Experts indicated that DOACs are frequently used in adult clinical practice and that they increase the risk of bleeding (even if it is lower compared with warfarin, they have more risk compared with people with no treatment). One of the experts considered that there is no variability in clinical practice when deciding the care pathway after a traumatic brain injury (including diagnosis and management). The expert mentioned that DOACs are generally treated the same as warfarin, with all patients receiving a CT head scan as part of their initial assessment. However, another topic expert highlighted that there is variability in the clinical practice due to the lack of explicit and concise guidance in this area. One of the topic experts also mentioned that a recent ICH is a contraindication for DOACs, so neuroimaging is needed to assess if it safe to continue the treatment. In general, topic experts considered that there is a need for guidance on DOACs. Two experts mentioned that the recommendation needs to include DOACs alongside warfarin, so all patients on anticoagulants should receive a CT head scan (as described in NICE's quality standard on head injury). Two of them stated that in terms of imaging after a head injury, people receiving DOACs should be investigated in the same way as people on warfarin.
Considering all the information gathered and the new evidence identified we concluded that this area needs to be updated and there be consistency in NICE products to encourage and support better implementation.
NICE was informed of the recent publication of the British Neurotrauma Group (BNG) guidance on screening and management of pituitary dysfunction after a traumatic brain injury (Tan et al. 2017). The guidance includes recommendations for the identification and management of pituitary dysfunction during hospital admission and after discharge. Most of the recommendations included are based on expert opinion and clinical experience, given the limited evidence identified in the area. The BNG guidance does not recommend screening all people on admission, only those with clinical suspicion of cortisol insufficiency, cranial diabetes insipidus, and syndrome of inappropriate antidiuretic hormone (SIADH). So, it is likely to be done when the patient is admitted and managed within specialised care. As it stands, this publication is not relevant to the NICE guideline because it covers the early management of head injury. The management in specialised care such as neurosurgical units or intensive care is not addressed in the guideline. However, the management of significant head injuries is an important clinical issue and is not covered in the products included in the NICE portfolio. So, an extension of the NICE guideline scope to include the management of significant head injuries (such as the identification and management of post head injury hypopituitarism) is needed.

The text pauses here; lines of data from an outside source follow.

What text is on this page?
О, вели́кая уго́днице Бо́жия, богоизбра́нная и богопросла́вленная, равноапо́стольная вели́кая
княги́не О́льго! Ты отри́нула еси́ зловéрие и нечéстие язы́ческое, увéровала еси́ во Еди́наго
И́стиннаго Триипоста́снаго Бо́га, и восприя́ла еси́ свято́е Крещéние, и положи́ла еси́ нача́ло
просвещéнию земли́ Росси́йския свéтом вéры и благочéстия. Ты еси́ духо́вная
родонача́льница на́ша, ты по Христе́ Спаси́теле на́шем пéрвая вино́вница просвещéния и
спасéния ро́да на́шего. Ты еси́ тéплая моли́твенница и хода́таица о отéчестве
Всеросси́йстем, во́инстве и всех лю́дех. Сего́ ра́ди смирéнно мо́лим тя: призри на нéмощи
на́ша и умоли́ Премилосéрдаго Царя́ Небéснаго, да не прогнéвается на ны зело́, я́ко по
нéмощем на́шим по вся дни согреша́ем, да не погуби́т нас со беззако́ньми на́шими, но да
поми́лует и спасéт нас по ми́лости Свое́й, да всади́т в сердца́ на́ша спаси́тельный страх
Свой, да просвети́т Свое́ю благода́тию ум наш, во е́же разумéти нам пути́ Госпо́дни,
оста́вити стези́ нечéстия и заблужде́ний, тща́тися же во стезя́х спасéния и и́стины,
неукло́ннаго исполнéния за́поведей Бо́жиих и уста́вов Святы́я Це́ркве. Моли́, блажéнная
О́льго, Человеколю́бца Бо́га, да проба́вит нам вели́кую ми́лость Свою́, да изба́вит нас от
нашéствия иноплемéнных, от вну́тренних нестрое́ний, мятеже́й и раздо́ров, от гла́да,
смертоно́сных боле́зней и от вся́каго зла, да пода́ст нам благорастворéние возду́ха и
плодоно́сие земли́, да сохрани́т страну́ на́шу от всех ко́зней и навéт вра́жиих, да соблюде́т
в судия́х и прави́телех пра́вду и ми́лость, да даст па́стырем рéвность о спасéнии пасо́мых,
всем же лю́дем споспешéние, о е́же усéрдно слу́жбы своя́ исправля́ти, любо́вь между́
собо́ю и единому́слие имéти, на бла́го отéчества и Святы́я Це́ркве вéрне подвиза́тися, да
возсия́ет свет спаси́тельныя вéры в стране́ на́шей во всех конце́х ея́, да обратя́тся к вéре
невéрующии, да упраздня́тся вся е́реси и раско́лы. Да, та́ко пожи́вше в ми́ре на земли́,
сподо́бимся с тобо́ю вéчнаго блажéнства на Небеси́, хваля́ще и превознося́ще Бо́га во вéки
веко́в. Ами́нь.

NICE received a Coroner's letter in June 2019 which raised concerns about the NICE guideline not adequately considering the management of indirect brain injuries (not caused by direct trauma in the head) in elderly patients. The Coroner's report highlights that this type of injury mechanism (which is more likely to occur in older people) is not well considered in the NICE guideline, and actions need to be taken to prevent further incidents.
Head injuries caused by direct or indirect trauma of the head are both considered in the NICE guideline. However, the guideline could be more explicit that brain injuries caused by indirect trauma is also included in the guidance. The update needs to clarify that the guideline applies to indirect head injuries (for example, making the definition clearer and easier for users to understand).